As I've commented on the board previously, I think we have an exaggerated idea of just how frequently the Edwardian rich changed their outfits throughout the day. Obviously, turn-of-the-century clothing was far more formal and far more complicated - all those buttons and hooks which in themselves required either great dexterity or the services of a maid or valet - but I don't believe that first-class passengers returned to their staterooms five or six times daily to change. What would be the point? Aboard ship, the field of social activity was far more restricted than on land and, besides, I have a feeling that any lady who appeared hourly in a brand-new Parisian frock would have been deemed flashy and vulgar by her peers.

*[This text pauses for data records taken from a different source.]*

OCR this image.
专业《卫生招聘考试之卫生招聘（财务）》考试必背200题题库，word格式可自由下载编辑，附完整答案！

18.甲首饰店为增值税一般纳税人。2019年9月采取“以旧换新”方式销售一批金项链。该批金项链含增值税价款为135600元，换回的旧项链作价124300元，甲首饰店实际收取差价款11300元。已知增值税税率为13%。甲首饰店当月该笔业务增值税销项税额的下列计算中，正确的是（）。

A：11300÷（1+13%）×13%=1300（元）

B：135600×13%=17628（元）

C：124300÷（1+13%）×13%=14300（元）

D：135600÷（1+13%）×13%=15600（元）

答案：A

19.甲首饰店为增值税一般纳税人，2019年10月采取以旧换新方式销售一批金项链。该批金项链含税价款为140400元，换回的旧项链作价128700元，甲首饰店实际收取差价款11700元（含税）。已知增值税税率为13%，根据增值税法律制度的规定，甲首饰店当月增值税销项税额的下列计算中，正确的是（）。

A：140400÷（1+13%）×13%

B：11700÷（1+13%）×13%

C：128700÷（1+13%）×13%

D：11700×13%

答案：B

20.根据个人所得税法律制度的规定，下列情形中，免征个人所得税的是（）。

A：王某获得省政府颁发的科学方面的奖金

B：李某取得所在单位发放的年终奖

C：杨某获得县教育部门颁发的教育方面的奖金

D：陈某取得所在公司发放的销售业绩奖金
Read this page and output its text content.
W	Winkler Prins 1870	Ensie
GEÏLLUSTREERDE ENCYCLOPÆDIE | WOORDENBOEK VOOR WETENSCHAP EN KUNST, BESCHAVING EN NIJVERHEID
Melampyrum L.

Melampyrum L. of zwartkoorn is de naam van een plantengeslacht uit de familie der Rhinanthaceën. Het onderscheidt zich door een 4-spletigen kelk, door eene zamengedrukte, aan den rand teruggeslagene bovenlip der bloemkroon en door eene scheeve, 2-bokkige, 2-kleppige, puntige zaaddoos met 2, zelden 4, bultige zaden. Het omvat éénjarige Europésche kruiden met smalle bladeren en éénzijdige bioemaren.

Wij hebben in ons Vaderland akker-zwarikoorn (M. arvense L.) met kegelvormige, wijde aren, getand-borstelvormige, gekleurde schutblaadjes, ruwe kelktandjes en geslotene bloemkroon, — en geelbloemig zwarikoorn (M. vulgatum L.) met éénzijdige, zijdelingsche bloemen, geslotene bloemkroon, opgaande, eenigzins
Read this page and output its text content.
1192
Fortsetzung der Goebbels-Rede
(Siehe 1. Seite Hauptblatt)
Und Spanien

But to return to your point, Vitezslav. Afternoon tea took place around 4.00PM or 5.00PM and (I seem to recall) was originally instituted by the Duchess of Bedford in 1840 as a means of filling the gap between lunch and dinner and also as a convenient way of entertaining callers one didn't necessarily want to provide a twelve-course banquet for. As we all know, Lucile specialised in loose and frothy tea-gowns, worn sans-corset, which provided ladies with a little light relief from the discomforts imposed by whale-bone and starch. But - and here I may be wrong - I suspect tea-gowns were more usually worn 'at home' rather than in the public arena - which the first-class lounge, reception room, palm courts and Cafe Parisien very much were. Taking tea aboard the 'Titanic' would have been akin to a rendezvous at the Ritz in London or the Plaza in New York. Flirty little scraps of chiffon and lace, worn in full view of three-hundred fellow travellers, would not have been deemed appropriate at such a time and in such a place. Moreover, falling as it did in the mid- to late-afternoon, teatime often caught both ladies and gentlemen 'on the hop' as they went about their daily business. During the Season, an impromptu gathering might unfold at any one of several thousand fashionable town-houses, with a motley array of visitors dropping by for a cup of Assam, a cucumber sandwich and other light but much-needed refreshments. Some gentleman might conceivably be en route to or from Westminster or the Palace and, if so, would have indeed worn formal sponge-bag trousers and cut-away coats. On the other hand, there might also be dapper chaps - those with no other demands on their time - sporting casual, light-weight summer suits and panama hats. And, if tea was taken on the manicured lawn or terrace of some country-house (a la Merchant-Ivory's 'Room with a View'), then visitors might be just as likely to sit down in tennis whites!
In other words, I doubt there were hard-and-fast rules which dictated what should or should not be worn at tea-time. It very much depended on the formality (or otherwise) of the venue.